Three women, each one coping with their body, which is not the one they would like, which seems to be flawed, which seems to repulse. This, in a nutshell, is the plot of Breasts and Eggs, the book written by Japanese author Mieko Kawakami that has gained world fame.

The affairs the novel revolves around reflect the lives of women in present-day Japan and they address timeless issues such as getting your first period and the relationship with your body, motherhood, illnesses and sex.

“I will never forget that sense of pure astonishment I felt when I first read Mieko Kawakami’s novel Breasts and Eggs. It left me breathless” said Haruki Marukami, hailing the book, alongside many other assayers of the extremely talented Japanese author. According to The EconomistBreasts and Eggs has lobbed a literary grenade into the fusty, male-dominated worlds of Japanese fiction”.

The lead characters of the novel are three women dealing with oppressive customs, with the uncertainty as to what they should do to find wellbeing and with the possibility of freely choosing their future.

Makiko goes to Tokyo in search of a clinic that offers affordable breast implants. She goes together with her daughter Midoriko, who hasn’t talked to her in six months and is unable to accept the changes her adolescent body is going through and is also greatly upset by her mother’s wish to deliberately modify her breasts.

Ten years later, Natsu – Makiko’s younger sister and renowned writer – returns to her hometown, Osaka. Her greatest fear is that of growing old alone, so she decides to go to a specialised fertility clinic to become a mother and she clashes with the prejudices of Japanese society, as well as the legal and physical issues associated with artificial insemination.

Around this general structure, Kawakami builds a narration that is rife with humour and that features an enthralling emotional depth, where men are mostly absent or merely instrumental. This is the most successful aspect of the novel, because it is a vaguely political one (for example, in Japan it is not possible to abort without the father’s consent).
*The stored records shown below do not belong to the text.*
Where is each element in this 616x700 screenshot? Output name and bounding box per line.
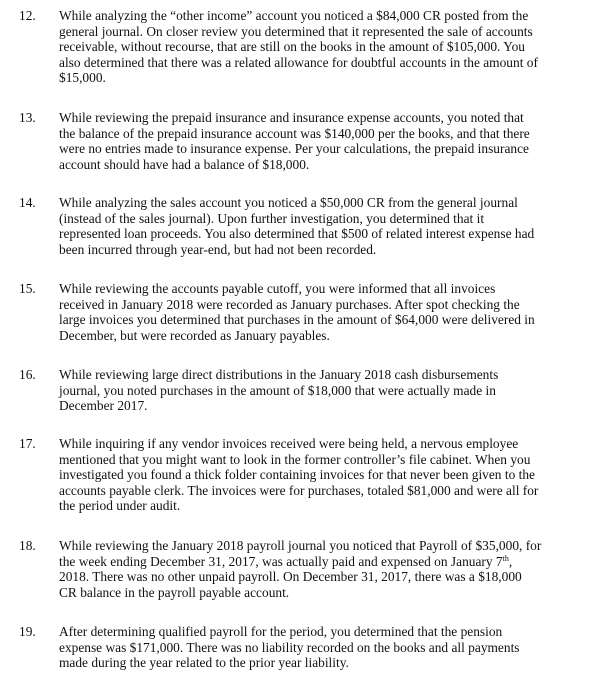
- text-line: While reviewing the prepaid insurance and insurance expense accounts, you noted that: [59, 110, 524, 125]
- text-line: December, but were recorded as January payables.: [59, 327, 330, 343]
- item-number: 13.: [19, 110, 36, 125]
- text-line: expense was $171,000. There was no liability recorded on the books and all payments: [59, 639, 520, 655]
- trailing-punctuation: ,: [508, 553, 513, 569]
- item-number: 18.: [19, 538, 36, 553]
- text-line: general journal. On closer review you determined that it represented the sale of accounts: [59, 23, 533, 39]
- text-line: 2018. There was no other unpaid payroll. On December 31, 2017, there was a $18,000: [59, 569, 522, 585]
- text-line: journal, you noted purchases in the amount of $18,000 that were actually made in: [59, 382, 496, 398]
- item-text: [59, 8, 599, 86]
- item-text: [59, 110, 599, 172]
- text-line: mentioned that you might want to look in the former controller’s file cabinet. When you: [59, 451, 531, 467]
- text-line: made during the year related to the prior year liability.: [59, 655, 349, 671]
- item-text: [59, 624, 599, 671]
- text-line: receivable, without recourse, that are still on the books in the amount of $105,000. You: [59, 39, 525, 55]
- item-text: [59, 367, 599, 414]
- text-line: represented loan proceeds. You also determined that $500 of related interest expense had: [59, 226, 535, 242]
- text-line: CR balance in the payroll payable account.: [59, 584, 290, 600]
- item-number: 15.: [19, 281, 36, 296]
- text-line: received in January 2018 were recorded as January purchases. After spot checking the: [59, 296, 520, 312]
- item-text: [59, 538, 599, 600]
- text-line: the balance of the prepaid insurance account was $140,000 per the books, and that there: [59, 125, 530, 141]
- text-line: accounts payable clerk. The invoices were for purchases, totaled $81,000 and were all for: [59, 482, 539, 498]
- item-number: 12.: [19, 8, 36, 23]
- text-line: After determining qualified payroll for the period, you determined that the pension: [59, 624, 503, 639]
- item-text: [59, 281, 599, 343]
- text-line: were no entries made to insurance expense. Per your calculations, the prepaid insurance: [59, 141, 529, 157]
- text-line: account should have had a balance of $18,000.: [59, 156, 310, 172]
- text-line: been incurred through year-end, but had not been recorded.: [59, 241, 377, 257]
- text-line-main: the week ending December 31, 2017, was actually paid and expensed on January 7: [59, 553, 503, 569]
- text-line: the period under audit.: [59, 498, 181, 514]
- text-line: While reviewing the January 2018 payroll journal you noticed that Payroll of $35,000, for: [59, 538, 542, 553]
- text-line: large invoices you determined that purchases in the amount of $64,000 were delivered in: [59, 312, 535, 328]
- item-number: 17.: [19, 436, 36, 451]
- ordinal-suffix: th: [502, 553, 509, 563]
- item-number: 14.: [19, 195, 36, 210]
- item-number: 16.: [19, 367, 36, 382]
- text-line: investigated you found a thick folder containing invoices for that never been given to the: [59, 467, 535, 483]
- text-line: [59, 554, 599, 570]
- item-number: 19.: [19, 624, 36, 639]
- text-line: While analyzing the “other income” account you noticed a $84,000 CR posted from the: [59, 8, 529, 23]
- text-line: While reviewing large direct distributions in the January 2018 cash disbursements: [59, 367, 499, 382]
- text-line: While reviewing the accounts payable cutoff, you were informed that all invoices: [59, 281, 496, 296]
- text-line: also determined that there was a related allowance for doubtful accounts in the amount of: [59, 54, 538, 70]
- text-line: While analyzing the sales account you noticed a $50,000 CR from the general journal: [59, 195, 518, 210]
- item-text: [59, 436, 599, 514]
- text-line: While inquiring if any vendor invoices received were being held, a nervous employee: [59, 436, 519, 451]
- text-line: (instead of the sales journal). Upon further investigation, you determined that it: [59, 210, 485, 226]
- text-line: December 2017.: [59, 398, 148, 414]
- item-text: [59, 195, 599, 257]
- text-line: $15,000.: [59, 70, 106, 86]
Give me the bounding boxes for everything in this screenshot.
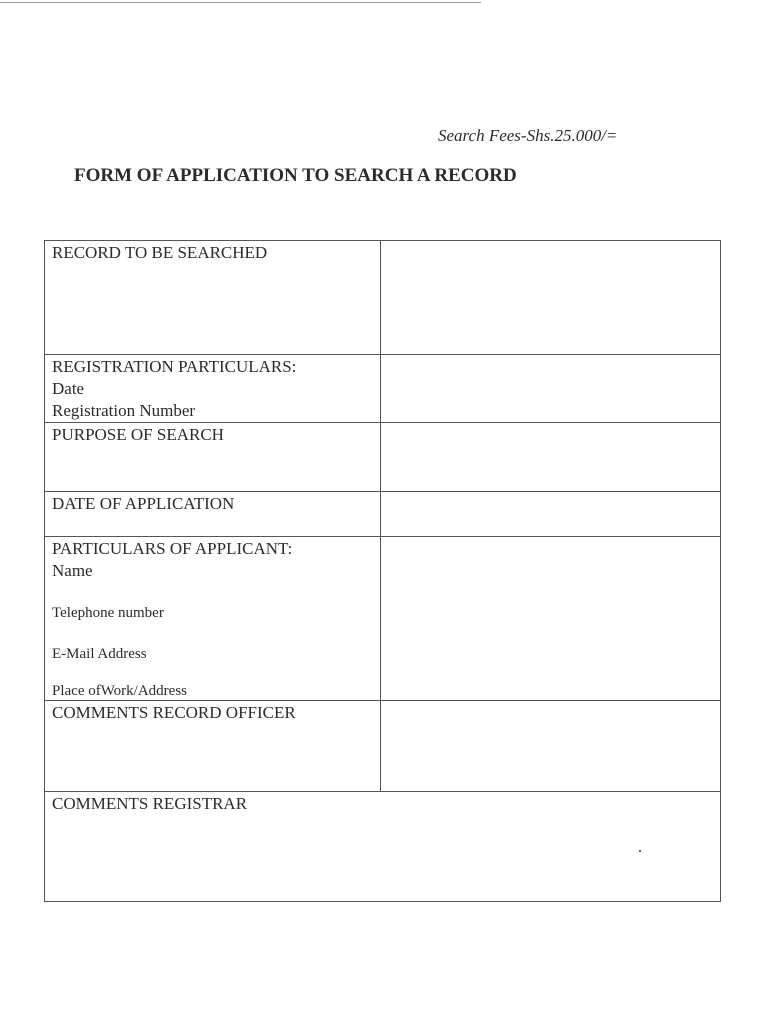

But the real protagonist of the story is Japan itself: a land of contrasts, hovering between an increasingly present virtuality and a relationship with the body that still clings onto an ancient and unshakeable legacy. Breasts and Eggs unfolds such contrasts and describes the uncertainties and fragilities women experience as they grow more aware of their bodies – sometimes struggling within it, sometimes deciding to modify it in order to ‘own’ it more.

With Breasts and Eggs, Mieko Kawakami won the Akutagawa prize, Japan’s most prestigious literary accolade.